La nouvelle, comme le livre, n’est que le long rapport circonstancié de ce suicide d’un jeune couple marié depuis moins d’un an et qui, avant de périr, jouira une dernière fois, le tout dans un cérémonial sophistiqué, un rituel d’amour et de mort raffiné car unique, par définition. Ainsi Mishima décrit-il ce couple : « Même au lit, ils étaient, l’un et l’autre, sérieux à se faire peur. Au sommet le plus fou de la plus enivrante passion ils gardaient le cœur sévère et pur ».

La scène d’amour de Patriotisme constitue l’un des deux versants de l’oeuvre. L’autre étant bien entendu la scène de mort, exécutée avec le même soin. Mais de même que l’auteur garde distance pour décrire l’acte amoureux, il sera tout aussi froid, bien que tout aussi précis dans ses descriptions pour évoquer la mort : « ...la lame rencontrait l’obstacle des intestins qui s’y emmêlaient et dont l’élasticité la repoussait constamment ; et le lieutenant comprit qu’il faudrait les deux mains pour maintenir la lame enfoncée ; il appuya pour couper par le travers. Mais ce n’était pas aussi facile qu’il l’aurait cru ». Il ne faut sans doute pas voir de fascination morbide, mais davantage une ironique mise à distance de la mort, tenue ici fermement en respect.

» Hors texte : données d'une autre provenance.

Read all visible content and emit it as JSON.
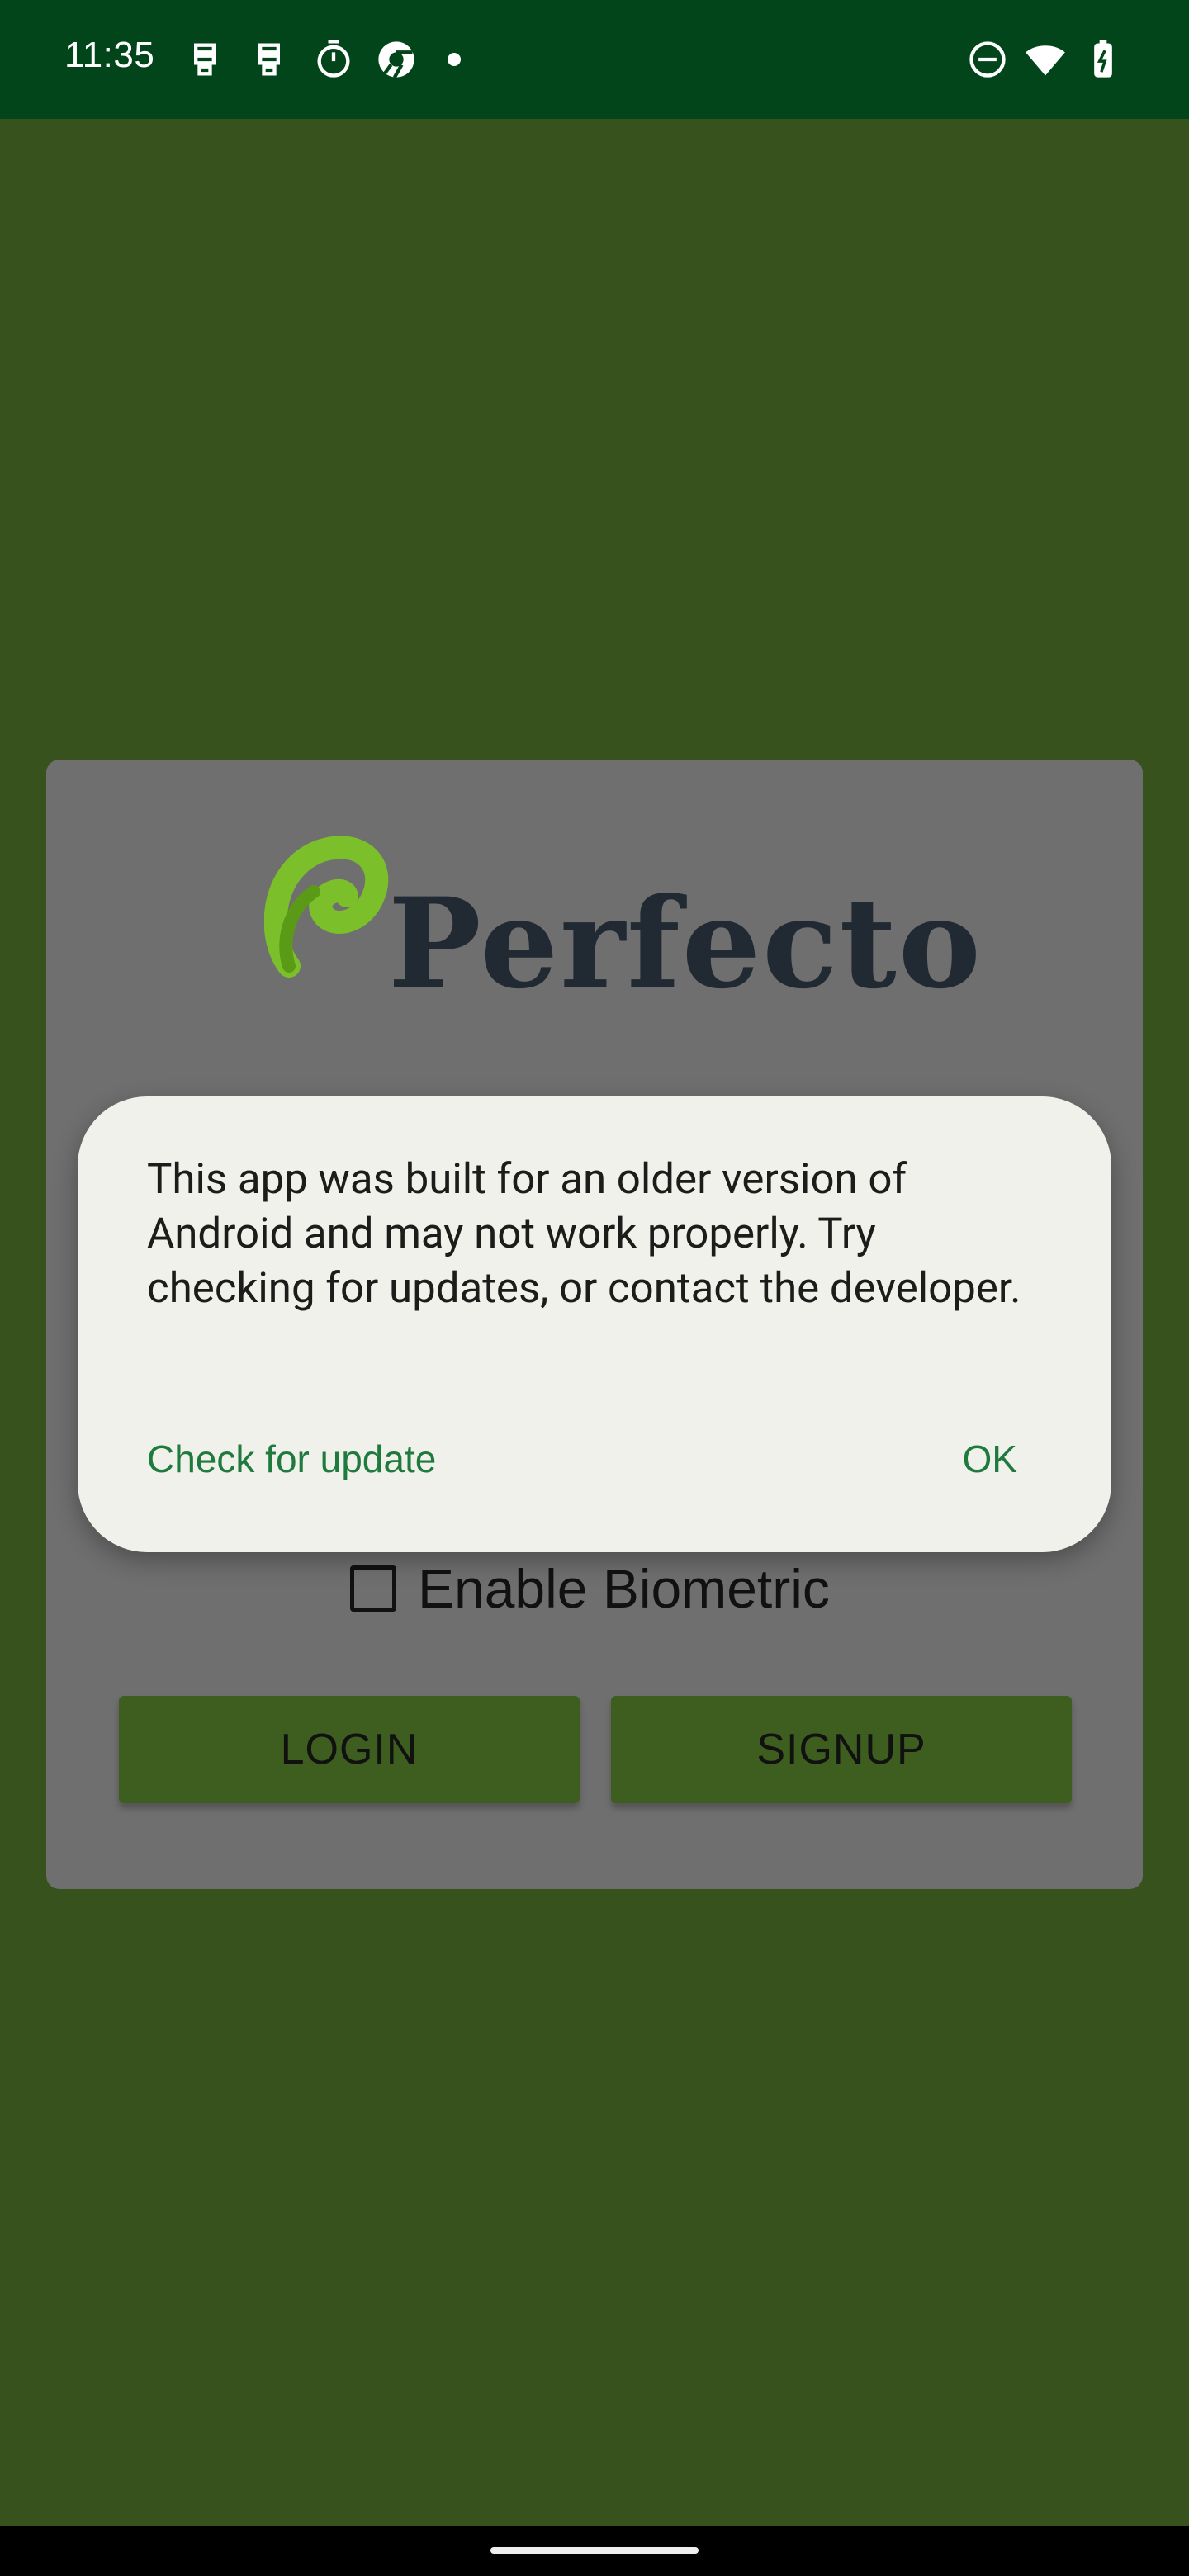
{
  "status_bar": {
    "time": "11:35",
    "left_icons": [
      "assistant-icon",
      "assistant-icon",
      "timer-icon",
      "chrome-icon",
      "dot-icon"
    ],
    "right_icons": [
      "do-not-disturb-icon",
      "wifi-icon",
      "battery-charging-icon"
    ]
  },
  "background_screen": {
    "logo_text": "Perfecto",
    "biometric_label": "Enable Biometric",
    "login_label": "LOGIN",
    "signup_label": "SIGNUP"
  },
  "dialog": {
    "message": "This app was built for an older version of Android and may not work properly. Try checking for updates, or contact the developer.",
    "check_update_label": "Check for update",
    "ok_label": "OK"
  },
  "colors": {
    "status_bar": "#03451a",
    "background": "#37521d",
    "card": "#6f6f6f",
    "dialog": "#f1f1ec",
    "dialog_button_text": "#1f7a3e"
  }
}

Le film est plus qu’une adaptation du livre. C’est une lecture. Une lecture d’autant plus précieuse qu’elle est réalisée par l’auteur lui-même. La lecture d’une oeuvre qui, malgré la richesse de cette édition proposée par les éditions Montparnasse, reste à jamais obscure, troublante et inaccessible à la seule raison.